The studies about the epidemiology of tularemia continued in the years thereafter as well. The first report of a human case of tularemia was in 1980 in Marivan, southwestern Kurdistan province.

== New period of center’s activity ==
A new period of research activities focused on the center began in 2010. The results of researches in this period were further reports of plague, tularemia and Q fever in Iran. After decades of lack of reporting about these diseases, the surveillance system of these diseases formed again.

=== A -research activities ===

==== A-1 Implementation of research projects ====
Results of carried out research projects managed by this center includes reports on plague in rodents and dogs in the western part of the country, reports on tularemia seropositivity in human high-risk groups in Kurdistan and Sistan and Baluchestan provinces and the first report of endocarditis case of Q fever in Tehran. In addition, this research center has a close scientific relationship with the national reference laboratory of Arboviruses and viral haemorrhagic fever in Pasteur Institute of Iran to monitor other emerging and reemerging infectious diseases such as Crimean Congo haemorrhagic fever, dengue fever, West Nile fever, Rift Valley fever, etc. To monitor other emerging and reemerging infectious diseases, studies have been done on diseases such as recurrent fever, HIV, tuberculosis and hepatitis.

==== A-2 Published research results in scientific papers ====
Published articles from the center's experts in the field emerging and reemerging infectious diseases are published in papers in international journals.

===== A-3 Collaboration with other related scientific and research centers at home and abroad =====
The center's scientific cooperation is in the form of national and international cooperation:

===== A - 3.1 National cooperation =====
Currently the center has an agreement of collaboration with the Center of Communicable Diseases Control, Hamadan University of Medical Sciences, Rodentology Group of Ferdowsi University of Mashhad, Iranian Association of Microbiology and collaboration with the Tehran University of Medical Sciences and Kurdistan University of Medical Sciences.
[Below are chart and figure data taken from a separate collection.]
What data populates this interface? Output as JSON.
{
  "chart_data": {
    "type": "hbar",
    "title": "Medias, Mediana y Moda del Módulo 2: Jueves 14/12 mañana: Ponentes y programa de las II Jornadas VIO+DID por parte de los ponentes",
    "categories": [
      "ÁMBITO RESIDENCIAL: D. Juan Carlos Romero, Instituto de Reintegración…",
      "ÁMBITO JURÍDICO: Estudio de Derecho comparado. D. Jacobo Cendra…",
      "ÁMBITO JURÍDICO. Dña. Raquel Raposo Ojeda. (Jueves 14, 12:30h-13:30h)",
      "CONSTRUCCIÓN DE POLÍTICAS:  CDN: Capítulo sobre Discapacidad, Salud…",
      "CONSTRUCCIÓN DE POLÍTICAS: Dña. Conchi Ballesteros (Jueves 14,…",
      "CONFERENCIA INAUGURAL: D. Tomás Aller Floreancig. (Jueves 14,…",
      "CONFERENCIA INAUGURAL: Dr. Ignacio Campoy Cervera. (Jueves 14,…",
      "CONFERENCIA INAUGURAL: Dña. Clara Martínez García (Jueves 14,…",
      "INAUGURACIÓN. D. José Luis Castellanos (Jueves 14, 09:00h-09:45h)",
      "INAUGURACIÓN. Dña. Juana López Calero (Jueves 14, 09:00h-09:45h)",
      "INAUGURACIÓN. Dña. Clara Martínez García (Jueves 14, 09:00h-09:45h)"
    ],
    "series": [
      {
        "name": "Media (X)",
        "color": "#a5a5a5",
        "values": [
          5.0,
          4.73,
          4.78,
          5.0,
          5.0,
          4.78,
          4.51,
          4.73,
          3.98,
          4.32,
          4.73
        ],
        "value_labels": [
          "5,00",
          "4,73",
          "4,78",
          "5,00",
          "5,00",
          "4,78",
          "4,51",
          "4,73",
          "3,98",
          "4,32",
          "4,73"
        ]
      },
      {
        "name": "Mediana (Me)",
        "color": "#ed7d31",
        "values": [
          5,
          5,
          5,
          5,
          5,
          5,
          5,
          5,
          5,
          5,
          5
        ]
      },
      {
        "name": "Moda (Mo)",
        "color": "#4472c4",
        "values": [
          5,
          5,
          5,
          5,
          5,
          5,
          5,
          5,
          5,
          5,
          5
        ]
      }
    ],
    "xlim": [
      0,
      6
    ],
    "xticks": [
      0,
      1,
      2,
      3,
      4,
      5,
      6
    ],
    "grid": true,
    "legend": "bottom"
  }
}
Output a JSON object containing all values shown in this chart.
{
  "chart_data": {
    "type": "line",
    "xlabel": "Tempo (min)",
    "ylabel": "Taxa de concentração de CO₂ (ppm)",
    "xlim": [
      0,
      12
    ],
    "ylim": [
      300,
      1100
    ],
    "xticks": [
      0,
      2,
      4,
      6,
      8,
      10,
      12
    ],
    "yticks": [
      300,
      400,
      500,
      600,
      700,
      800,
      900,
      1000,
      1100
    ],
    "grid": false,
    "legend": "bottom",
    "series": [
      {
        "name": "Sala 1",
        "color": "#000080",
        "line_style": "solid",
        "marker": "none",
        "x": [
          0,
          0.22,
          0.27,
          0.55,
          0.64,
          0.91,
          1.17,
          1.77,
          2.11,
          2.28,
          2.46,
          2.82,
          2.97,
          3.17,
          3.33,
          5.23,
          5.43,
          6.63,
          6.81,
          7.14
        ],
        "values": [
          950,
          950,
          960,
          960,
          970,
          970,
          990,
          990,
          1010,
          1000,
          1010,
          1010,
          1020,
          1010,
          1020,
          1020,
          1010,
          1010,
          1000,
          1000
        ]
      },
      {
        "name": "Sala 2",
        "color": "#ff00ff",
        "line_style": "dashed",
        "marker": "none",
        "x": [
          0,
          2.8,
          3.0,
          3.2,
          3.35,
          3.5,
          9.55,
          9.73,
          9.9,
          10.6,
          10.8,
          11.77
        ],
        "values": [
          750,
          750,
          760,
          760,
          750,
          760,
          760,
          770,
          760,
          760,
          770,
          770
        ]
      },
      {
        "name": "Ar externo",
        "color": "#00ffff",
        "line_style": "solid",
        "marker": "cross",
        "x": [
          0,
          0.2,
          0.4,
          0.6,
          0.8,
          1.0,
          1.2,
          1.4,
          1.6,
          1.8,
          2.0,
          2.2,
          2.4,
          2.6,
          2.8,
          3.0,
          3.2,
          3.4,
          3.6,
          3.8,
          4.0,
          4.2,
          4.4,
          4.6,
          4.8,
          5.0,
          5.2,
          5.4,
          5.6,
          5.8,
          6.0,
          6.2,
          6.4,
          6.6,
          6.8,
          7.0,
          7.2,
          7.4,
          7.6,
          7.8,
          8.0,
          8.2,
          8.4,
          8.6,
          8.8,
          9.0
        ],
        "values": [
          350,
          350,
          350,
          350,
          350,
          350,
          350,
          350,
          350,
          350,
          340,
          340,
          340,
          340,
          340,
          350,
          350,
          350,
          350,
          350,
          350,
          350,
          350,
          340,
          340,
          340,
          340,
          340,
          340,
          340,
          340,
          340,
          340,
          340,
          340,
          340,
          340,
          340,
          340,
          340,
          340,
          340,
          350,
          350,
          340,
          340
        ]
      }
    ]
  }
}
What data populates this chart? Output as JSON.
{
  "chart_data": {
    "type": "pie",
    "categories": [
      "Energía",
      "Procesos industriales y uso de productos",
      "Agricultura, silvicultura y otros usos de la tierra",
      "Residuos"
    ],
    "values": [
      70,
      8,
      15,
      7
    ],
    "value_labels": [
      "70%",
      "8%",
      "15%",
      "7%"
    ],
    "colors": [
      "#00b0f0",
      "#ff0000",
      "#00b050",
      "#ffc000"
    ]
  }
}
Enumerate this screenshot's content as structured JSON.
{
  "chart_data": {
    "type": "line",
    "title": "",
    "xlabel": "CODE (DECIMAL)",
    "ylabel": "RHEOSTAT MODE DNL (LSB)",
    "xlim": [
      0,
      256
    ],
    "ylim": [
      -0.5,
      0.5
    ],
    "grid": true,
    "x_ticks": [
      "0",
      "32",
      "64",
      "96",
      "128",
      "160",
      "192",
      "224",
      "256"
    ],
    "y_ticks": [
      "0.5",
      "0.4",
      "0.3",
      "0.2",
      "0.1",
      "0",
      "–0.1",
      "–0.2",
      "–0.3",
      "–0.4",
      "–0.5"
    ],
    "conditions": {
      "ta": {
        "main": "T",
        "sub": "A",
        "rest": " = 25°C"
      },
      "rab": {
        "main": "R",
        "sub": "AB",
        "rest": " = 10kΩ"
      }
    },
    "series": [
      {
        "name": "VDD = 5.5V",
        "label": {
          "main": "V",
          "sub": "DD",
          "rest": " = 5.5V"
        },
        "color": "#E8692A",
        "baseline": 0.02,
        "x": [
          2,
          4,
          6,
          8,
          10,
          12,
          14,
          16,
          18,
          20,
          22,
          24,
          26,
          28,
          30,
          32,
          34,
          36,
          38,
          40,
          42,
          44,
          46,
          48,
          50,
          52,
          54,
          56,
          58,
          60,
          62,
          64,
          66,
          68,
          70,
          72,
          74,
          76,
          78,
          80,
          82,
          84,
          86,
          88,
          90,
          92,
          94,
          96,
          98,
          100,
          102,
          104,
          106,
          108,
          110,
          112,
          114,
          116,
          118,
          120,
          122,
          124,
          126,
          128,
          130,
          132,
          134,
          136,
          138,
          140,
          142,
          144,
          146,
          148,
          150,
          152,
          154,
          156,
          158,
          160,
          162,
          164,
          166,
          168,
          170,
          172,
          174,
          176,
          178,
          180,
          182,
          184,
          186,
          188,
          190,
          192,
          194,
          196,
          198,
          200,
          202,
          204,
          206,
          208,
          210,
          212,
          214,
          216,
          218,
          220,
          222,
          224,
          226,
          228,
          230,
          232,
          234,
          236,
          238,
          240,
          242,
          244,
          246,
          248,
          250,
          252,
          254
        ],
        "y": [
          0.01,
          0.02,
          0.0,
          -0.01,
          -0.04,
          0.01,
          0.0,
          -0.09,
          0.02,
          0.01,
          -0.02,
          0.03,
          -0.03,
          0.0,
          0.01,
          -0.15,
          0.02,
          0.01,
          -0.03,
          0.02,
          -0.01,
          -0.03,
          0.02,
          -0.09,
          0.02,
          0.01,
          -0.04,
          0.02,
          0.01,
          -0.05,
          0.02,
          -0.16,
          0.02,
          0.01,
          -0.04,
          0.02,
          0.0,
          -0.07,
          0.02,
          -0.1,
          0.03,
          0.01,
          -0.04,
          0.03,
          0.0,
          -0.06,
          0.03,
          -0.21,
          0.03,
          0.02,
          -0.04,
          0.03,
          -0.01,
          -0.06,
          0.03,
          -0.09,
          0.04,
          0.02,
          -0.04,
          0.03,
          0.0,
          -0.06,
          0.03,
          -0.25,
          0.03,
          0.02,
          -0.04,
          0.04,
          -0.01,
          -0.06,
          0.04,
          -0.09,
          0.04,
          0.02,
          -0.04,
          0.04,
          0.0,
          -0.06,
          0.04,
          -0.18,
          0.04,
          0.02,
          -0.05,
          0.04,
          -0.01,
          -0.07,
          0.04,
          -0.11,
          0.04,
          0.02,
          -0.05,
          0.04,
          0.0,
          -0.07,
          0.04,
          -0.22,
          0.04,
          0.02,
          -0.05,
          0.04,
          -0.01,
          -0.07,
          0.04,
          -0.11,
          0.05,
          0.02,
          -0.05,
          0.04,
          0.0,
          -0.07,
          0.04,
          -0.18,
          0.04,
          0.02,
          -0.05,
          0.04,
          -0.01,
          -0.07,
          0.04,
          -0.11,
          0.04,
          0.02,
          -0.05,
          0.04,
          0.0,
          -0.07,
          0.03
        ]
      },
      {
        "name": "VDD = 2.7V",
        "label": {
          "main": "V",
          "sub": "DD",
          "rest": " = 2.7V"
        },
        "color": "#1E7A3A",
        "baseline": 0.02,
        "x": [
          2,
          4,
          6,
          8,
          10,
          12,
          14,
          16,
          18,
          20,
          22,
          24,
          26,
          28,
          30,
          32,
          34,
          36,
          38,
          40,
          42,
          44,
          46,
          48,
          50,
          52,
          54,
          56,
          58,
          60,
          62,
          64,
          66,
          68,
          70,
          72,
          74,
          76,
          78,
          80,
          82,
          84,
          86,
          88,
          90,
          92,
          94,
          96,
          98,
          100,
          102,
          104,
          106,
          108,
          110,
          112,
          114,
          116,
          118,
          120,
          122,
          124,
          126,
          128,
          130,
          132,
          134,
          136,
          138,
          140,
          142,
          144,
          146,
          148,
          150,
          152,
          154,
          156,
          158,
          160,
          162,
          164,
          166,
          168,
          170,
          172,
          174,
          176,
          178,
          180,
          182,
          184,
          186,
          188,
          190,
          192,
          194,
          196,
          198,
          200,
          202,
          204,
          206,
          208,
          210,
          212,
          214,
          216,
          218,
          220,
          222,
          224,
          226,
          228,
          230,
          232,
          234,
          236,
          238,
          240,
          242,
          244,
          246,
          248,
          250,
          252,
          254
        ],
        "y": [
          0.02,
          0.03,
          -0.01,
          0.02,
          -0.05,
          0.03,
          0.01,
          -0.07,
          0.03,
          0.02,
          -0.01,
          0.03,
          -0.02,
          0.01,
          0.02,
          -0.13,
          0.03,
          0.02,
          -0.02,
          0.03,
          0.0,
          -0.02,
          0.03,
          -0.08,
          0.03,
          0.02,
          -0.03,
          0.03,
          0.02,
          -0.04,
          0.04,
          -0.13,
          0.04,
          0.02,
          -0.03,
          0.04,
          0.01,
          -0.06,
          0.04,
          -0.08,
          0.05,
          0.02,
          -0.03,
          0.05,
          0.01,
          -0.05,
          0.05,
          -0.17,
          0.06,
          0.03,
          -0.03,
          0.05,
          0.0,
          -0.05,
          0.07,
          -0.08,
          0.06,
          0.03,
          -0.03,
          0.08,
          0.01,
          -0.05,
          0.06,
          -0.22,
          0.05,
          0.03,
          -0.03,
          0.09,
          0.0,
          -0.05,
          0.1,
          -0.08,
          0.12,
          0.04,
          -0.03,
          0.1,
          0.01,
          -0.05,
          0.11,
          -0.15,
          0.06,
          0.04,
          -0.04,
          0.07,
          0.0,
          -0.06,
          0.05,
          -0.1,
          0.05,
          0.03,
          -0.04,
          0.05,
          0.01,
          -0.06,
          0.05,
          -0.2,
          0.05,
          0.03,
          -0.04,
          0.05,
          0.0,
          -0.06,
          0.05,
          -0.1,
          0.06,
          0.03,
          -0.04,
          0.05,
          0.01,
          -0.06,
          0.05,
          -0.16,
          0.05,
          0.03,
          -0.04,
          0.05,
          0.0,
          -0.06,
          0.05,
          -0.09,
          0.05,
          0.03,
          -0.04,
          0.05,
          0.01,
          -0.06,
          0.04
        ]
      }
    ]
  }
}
===== A - 3.2 International cooperation =====
Scientific development and growth of a new phase of scientific activities were beholden to collaboration with Pasteur Institute of Paris and Pasteur Institute in Madagascar. These two institutes are World Health Organization collaborating centers for plague.

=== (B) Educational activities ===
The center's educational activities are in the form of workshops, implementation of educational courses and internships and apprenticeship courses, guidance and advice for students’ theses and holding journal clubs.

==== B-2 Apprenticeships and internship ====
A standard program is developed for students to successfully complete different apprenticeship courses in related fields at this center.

=== (C) Service activities ===
The following services are performed by the center:

- Investigation and control of emerging and reemerging infectious disease outbreaks through missions around the country
- laboratory services for diagnosis of plague, tularemia and Q fever
- Consultancy to the center for communicable diseases control

==== C-1 Investigation and control of emerging and reemerging infectious disease outbreaks ====
Following the center for communicable diseases control's request, more than 15 missions around the country has been made to control and investigate different outbreaks during the last 3 years.

==== C-2 Diagnostic Laboratory Services ====
In December 2014 this center got the certificate to be the National Reference Laboratory for diagnosis of Plague, Tularemia and Q fever.

==== C-4 Medical Museum ====
In the repair and rebuilding of the center, a museum was established to house the center's documents
and historical devices.

== Center staff ==
The Research Center employs 4 faculty members, 13 experts and a caretaker either permanently or temporarily.